La vie fait parfois preuve d’ironie. L’itinéraire suivi par Sharon Jones en est pour le moins une preuve cruelle. Sa carrière démarre à l’église et dans des formations soul locales, dans lesquelles elle officiera dans les chœurs. Elle devra vivre l’âge d’or de sa musique en retrait et c’est seulement au début des années 2000 qu’elle connaitra le succès en tant que chanteuse solo, après avoir quitté le monde de la musique pour faire convoyeuse de fonds ou encore gardienne de prison durant de longues années.

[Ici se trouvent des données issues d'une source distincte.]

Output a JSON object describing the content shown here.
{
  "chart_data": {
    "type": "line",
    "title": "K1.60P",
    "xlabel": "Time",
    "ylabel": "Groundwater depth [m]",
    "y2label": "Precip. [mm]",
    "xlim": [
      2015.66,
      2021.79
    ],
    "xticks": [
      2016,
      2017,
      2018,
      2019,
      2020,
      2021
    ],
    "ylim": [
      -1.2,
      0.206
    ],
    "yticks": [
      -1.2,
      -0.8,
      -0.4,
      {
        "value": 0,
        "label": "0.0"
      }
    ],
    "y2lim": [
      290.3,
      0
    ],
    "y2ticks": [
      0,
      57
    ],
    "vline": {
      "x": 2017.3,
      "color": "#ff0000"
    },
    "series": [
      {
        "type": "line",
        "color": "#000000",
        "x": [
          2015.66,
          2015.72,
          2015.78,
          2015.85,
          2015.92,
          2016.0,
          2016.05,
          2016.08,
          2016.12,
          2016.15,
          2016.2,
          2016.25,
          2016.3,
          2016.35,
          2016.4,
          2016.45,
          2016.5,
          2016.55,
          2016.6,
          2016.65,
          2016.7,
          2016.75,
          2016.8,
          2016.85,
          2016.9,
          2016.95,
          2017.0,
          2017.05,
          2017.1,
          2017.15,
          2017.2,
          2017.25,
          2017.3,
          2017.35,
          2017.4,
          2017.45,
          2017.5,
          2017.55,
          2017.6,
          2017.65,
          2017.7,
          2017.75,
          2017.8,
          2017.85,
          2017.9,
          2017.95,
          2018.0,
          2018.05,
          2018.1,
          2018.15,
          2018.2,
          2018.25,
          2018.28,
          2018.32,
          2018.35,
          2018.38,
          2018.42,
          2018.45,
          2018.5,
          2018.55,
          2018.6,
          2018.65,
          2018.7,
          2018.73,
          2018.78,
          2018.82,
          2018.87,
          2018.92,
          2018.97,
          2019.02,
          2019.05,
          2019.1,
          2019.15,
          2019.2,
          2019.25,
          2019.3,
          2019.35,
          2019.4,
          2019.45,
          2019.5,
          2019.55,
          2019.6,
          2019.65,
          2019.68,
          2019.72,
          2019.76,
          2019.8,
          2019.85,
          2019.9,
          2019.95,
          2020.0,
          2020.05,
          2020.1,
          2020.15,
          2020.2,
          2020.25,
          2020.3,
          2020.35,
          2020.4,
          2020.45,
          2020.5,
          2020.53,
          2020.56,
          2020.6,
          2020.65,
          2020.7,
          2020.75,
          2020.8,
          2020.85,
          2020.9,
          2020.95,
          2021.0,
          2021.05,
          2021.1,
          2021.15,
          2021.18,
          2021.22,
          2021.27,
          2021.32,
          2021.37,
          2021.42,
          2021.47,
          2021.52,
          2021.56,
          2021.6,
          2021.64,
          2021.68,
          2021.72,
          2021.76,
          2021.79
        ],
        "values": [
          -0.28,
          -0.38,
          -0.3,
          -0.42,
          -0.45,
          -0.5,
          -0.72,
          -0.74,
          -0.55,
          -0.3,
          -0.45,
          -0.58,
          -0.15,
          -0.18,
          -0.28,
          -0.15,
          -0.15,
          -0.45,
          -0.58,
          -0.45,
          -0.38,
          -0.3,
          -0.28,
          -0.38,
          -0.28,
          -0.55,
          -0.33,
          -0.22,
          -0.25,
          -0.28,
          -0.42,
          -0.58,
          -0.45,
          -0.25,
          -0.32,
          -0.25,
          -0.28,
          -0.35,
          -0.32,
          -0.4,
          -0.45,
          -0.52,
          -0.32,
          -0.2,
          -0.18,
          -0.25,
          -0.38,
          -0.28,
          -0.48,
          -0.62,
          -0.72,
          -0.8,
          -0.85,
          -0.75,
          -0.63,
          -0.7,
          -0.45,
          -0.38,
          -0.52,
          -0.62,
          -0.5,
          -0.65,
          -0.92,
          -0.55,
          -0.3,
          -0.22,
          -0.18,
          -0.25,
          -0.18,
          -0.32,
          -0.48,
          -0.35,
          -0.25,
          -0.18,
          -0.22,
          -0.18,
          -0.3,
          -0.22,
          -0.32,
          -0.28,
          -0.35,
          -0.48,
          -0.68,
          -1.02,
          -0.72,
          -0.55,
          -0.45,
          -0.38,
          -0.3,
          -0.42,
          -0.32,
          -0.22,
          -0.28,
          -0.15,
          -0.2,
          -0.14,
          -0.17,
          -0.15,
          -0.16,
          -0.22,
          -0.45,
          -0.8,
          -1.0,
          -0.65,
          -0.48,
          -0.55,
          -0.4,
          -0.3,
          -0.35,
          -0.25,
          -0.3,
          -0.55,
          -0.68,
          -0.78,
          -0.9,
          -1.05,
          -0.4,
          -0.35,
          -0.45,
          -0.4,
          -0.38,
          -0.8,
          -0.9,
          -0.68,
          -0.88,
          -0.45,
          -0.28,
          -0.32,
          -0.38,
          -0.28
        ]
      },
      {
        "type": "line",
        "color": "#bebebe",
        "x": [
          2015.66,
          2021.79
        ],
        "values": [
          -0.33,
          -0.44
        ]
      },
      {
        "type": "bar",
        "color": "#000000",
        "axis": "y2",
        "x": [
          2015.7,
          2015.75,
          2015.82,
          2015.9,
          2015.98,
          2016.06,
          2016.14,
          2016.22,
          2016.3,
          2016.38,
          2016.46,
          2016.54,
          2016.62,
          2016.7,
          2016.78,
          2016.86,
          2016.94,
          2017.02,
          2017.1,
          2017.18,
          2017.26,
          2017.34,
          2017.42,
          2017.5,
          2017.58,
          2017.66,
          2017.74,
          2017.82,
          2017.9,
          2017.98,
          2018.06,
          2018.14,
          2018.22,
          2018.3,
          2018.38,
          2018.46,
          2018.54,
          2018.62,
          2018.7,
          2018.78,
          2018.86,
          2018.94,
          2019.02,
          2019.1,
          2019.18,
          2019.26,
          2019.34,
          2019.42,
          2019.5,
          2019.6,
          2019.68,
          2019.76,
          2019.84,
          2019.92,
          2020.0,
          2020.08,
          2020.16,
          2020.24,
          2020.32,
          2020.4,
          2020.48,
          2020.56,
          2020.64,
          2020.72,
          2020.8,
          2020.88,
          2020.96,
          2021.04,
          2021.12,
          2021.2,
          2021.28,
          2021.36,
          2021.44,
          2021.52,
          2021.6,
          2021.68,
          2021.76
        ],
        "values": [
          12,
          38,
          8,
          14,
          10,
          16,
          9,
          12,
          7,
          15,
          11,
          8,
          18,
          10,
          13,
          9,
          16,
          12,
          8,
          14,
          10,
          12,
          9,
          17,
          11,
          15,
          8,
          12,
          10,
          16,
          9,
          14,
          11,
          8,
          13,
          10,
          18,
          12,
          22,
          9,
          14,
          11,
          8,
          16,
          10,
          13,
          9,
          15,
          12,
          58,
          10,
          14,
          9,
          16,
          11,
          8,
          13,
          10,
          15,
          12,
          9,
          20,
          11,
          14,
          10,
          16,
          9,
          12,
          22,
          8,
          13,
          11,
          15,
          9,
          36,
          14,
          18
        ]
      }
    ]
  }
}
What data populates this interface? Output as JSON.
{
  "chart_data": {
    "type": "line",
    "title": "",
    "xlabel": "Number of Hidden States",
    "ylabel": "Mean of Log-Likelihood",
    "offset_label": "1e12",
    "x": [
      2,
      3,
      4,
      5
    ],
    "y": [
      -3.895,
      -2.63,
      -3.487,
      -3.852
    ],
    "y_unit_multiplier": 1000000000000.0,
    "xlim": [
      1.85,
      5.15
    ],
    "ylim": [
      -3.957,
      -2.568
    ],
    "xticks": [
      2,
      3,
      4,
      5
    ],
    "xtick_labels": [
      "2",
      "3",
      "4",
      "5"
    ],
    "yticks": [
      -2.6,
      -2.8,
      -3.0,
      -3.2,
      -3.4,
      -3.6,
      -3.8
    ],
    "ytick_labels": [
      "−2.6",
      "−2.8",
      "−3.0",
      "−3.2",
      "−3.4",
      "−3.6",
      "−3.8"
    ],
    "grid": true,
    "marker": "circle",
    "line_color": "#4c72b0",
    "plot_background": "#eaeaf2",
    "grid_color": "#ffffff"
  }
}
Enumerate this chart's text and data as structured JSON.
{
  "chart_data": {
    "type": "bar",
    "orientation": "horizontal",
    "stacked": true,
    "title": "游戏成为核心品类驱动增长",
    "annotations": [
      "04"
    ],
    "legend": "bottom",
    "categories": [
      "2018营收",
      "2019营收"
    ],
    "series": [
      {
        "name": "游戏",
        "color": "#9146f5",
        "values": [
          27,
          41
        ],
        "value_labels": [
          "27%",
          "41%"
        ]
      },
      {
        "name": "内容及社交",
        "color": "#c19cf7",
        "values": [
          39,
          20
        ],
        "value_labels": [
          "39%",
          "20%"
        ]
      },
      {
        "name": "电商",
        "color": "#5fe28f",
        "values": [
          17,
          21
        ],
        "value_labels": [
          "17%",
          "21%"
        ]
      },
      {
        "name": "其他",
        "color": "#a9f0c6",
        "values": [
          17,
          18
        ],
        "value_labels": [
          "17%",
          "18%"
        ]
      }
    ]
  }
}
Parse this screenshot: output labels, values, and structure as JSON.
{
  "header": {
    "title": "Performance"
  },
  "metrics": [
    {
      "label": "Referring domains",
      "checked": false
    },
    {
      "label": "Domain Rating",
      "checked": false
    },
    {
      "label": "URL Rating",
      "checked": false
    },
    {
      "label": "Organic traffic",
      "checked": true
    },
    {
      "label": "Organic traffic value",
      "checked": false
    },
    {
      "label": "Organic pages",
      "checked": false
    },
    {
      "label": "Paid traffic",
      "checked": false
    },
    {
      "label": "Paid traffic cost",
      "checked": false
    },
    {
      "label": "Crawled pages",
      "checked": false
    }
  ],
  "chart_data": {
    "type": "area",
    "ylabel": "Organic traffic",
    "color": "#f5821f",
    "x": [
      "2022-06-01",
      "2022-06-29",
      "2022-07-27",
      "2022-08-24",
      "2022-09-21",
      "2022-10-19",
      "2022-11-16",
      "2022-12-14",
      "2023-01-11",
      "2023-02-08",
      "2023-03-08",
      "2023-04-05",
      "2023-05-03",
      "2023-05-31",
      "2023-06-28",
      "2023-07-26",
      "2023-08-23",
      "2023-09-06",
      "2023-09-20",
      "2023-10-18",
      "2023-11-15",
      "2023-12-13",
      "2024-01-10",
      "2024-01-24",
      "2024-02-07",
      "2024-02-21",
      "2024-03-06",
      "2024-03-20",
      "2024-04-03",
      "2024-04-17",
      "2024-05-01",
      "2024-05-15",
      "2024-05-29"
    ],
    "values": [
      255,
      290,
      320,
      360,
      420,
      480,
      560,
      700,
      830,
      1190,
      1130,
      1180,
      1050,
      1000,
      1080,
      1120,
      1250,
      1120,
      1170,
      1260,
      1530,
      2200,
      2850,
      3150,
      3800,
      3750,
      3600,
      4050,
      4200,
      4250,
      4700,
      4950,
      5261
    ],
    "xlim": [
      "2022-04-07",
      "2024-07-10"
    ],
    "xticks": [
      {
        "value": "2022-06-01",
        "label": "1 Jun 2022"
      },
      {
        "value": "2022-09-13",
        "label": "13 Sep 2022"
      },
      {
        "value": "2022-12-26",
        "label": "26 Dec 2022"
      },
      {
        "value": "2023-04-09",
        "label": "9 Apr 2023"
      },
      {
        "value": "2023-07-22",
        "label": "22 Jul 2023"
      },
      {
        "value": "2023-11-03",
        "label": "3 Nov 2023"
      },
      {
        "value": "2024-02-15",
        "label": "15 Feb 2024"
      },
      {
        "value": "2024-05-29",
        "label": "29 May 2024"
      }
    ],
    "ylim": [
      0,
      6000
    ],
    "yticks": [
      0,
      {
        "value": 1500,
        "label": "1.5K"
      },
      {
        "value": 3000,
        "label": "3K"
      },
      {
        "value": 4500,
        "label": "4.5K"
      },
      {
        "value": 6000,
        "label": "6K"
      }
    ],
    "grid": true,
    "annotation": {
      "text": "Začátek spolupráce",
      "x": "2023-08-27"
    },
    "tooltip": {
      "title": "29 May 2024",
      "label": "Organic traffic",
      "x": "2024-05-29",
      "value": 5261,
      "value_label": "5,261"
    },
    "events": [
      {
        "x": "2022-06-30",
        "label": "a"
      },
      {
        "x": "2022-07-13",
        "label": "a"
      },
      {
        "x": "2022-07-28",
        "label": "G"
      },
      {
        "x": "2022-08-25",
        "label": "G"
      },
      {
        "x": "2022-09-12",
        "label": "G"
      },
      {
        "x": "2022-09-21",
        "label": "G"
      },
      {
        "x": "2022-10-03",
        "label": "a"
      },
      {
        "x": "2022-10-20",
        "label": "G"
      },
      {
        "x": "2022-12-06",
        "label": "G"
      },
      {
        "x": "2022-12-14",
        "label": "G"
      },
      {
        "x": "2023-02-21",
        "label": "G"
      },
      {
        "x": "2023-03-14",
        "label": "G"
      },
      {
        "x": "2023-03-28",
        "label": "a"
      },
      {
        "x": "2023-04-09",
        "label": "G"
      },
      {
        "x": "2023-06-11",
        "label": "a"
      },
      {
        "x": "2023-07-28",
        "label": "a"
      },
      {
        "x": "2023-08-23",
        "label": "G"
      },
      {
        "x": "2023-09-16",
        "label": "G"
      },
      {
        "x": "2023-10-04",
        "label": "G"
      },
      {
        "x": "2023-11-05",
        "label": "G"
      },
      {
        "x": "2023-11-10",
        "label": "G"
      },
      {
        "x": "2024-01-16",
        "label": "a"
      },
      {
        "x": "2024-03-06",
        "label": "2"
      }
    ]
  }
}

Avec son groupe, les Dap-kings, elle créera un univers soul suranné et authentique, évoquant cette époque qui l’a vue évoluer dans l’ombre des autres. Le son qu’elle développera sera pur et dénué d’artifices (sans synthétiseurs ni samples). Malheureusement, en 2016 le crabe maudit s’empare de son corps et malgré sa farouche résistance, aura raison d’elle. Sa dernière tournée devra être annulée, mais toutefois elle continuera, aux prises avec son cancer, à venir enregistrer au studio.
Un an plus tard, voici son héritage : A Soul of a Woman. Difficile de juger objectivement cet album sans être ému par cette voix. Elle serait comme un bijou, témoignage intact et pur du passé. Les Dap-Kings, gardiens du temple, livrent donc une superbe production, sans fards et simple, à l’image de la chanteuse, parlant à l’âme au-delà des mots.